Membuncah Merebak Tak Terbendung
Apa yang sebenarnya aku inginkan dalam hidup?
Pertanyaan itulah yang selalu terlintas di dalam kepala setiap malam. Tak
pernah terbayangkan berada di sebuah ruangan tanpa bisa keluar selama
berminggu-minggu. Semenjak wabah baru merebak di muka bumi, seluruh negara berlomba
untuk menekan angka penularan. Tentu saja negara maju dapat membuat perubahan
dan menekan laju penyebaran. Namun negara ketiga? Bagaikan anak ayam yang
kehilangan induknya, bingung kesana kemari tanpa tujuan yang jelas. Sedangkan
aku? Berusaha sebaik mungkin untuk menjaga diri dan orang tersayang disekitar.

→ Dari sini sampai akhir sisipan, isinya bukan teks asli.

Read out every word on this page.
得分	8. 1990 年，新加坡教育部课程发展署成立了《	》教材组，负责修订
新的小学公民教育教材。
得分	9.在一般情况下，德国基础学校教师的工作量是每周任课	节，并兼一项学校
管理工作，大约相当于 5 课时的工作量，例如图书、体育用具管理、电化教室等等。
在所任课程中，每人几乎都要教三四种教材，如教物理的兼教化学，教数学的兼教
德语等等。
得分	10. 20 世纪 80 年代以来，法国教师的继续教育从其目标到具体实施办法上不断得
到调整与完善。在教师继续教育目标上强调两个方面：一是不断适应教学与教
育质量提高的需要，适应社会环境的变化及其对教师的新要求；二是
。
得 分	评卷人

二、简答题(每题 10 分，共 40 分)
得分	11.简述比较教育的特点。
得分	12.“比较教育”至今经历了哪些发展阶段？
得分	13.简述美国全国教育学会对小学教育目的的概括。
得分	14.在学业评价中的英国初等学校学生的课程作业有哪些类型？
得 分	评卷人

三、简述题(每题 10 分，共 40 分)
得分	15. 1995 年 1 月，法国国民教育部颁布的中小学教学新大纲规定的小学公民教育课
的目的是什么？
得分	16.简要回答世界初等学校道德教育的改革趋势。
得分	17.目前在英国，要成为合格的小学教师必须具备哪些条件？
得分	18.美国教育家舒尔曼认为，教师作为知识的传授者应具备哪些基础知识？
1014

Namun apa daya bila mayoritas yang lain tidak mempedulikan itu semua. Korban? hanyalah korban akan keburukan aturan yang dijalankan
oleh kelompok yang telah mengeruk materi dari rakyatnya. Kelompok yang tak
mengindahkan rakyat melainkan kepentingan kelompok itu sendiri. Ya, himbauan
itu telah terlambat. Sudah terlanjur untuk virus hinggap tak bercela. Dibalik itu kita bukanlah korban, Ibu Bumi lah korban dari buah kebaikannya yang disalah gunakan oleh kita, kutu baginya.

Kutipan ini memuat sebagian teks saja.